Casa Grande near Coolidge, in southern Arizona, often gets confused with Casas Grandes in Chihuahua, which is sixty miles south of the border. Sort of southwest of El Paso, which is also, massive adobe, four or five stories tall, but enormously larger. And the Big Houses are enormously larger than the Big House. And Casas Grandes another name for that, is called Paquimé. Paquimé was a city. A very cosmopolitan city. It was the greatest city in the Southwest in the fourteenth and fifteenth centuries.


Q: What is the relationship between the peoples of these two cities? Were they the same peoples?


A: It certainly looks like the people that built Casa Grande in Arizona were different than the
people that built Casas Grandes in Chihuahua. Although they certainly knew about each other. They are like two ends of a major axis across the southern Southwest. Where you have Casa Grande or Casas Grandes, Paquimé, at the other end. A lot of trade going back and forth, but everything else looks different, the pottery looks different, the other things that archeologists talk about, who people are, looks different. The Hohokam people who built Casa Grande are remembered by the current Pima people, Tohono O’odham people, as their ancestors. We don't know. There aren’t too many native groups that have stepped up to claim Casas Grandes, Paquimé. That great city [is] kind of a mystery.


Q: Could the Hohokam have been the Mexicas, and could Casa Grande have been Aztlán?

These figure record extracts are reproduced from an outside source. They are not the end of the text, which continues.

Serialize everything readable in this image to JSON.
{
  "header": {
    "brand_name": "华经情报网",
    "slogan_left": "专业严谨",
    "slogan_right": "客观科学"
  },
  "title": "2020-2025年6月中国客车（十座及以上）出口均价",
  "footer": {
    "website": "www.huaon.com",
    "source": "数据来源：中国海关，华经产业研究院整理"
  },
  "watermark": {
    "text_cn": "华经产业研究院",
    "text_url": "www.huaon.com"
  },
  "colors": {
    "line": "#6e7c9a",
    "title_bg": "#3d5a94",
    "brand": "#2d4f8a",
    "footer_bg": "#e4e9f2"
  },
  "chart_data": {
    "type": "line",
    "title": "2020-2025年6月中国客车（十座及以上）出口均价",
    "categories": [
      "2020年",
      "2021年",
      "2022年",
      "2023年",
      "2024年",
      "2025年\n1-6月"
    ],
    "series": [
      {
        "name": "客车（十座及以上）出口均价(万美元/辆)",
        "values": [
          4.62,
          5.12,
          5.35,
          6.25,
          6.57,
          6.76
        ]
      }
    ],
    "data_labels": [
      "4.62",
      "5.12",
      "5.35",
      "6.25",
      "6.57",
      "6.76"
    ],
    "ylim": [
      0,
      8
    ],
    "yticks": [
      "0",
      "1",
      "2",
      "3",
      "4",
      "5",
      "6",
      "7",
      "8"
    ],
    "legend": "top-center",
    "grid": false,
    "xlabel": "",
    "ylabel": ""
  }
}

A: Certainly, Casa Grande and the Hohokam people of southern Arizona, [could be] another candidate for Aztlán. Most archeologists, I think most of the native people in that area, the Tohono O’odham, the Pima people, look at the Hohokam as their ancestors. In fact, Hohokam is a sort of archeological corruption of a word from the Piman peoples for "Old Ones,""Our Old Ones."
The Piman people tell a story, however, that within the Hohokam, of their leaders, who are a different race, who lived on the platform mounds and impressed them, and they rise up with their culture heroes and smite them. And they talk about going from Hohokam city to Hohokam city and dashing these people in the thirteenth and fourteenth century. A little too late for Aztlán, perhaps. But again, the Hohokam is interestingly complicated. We have more to learn there.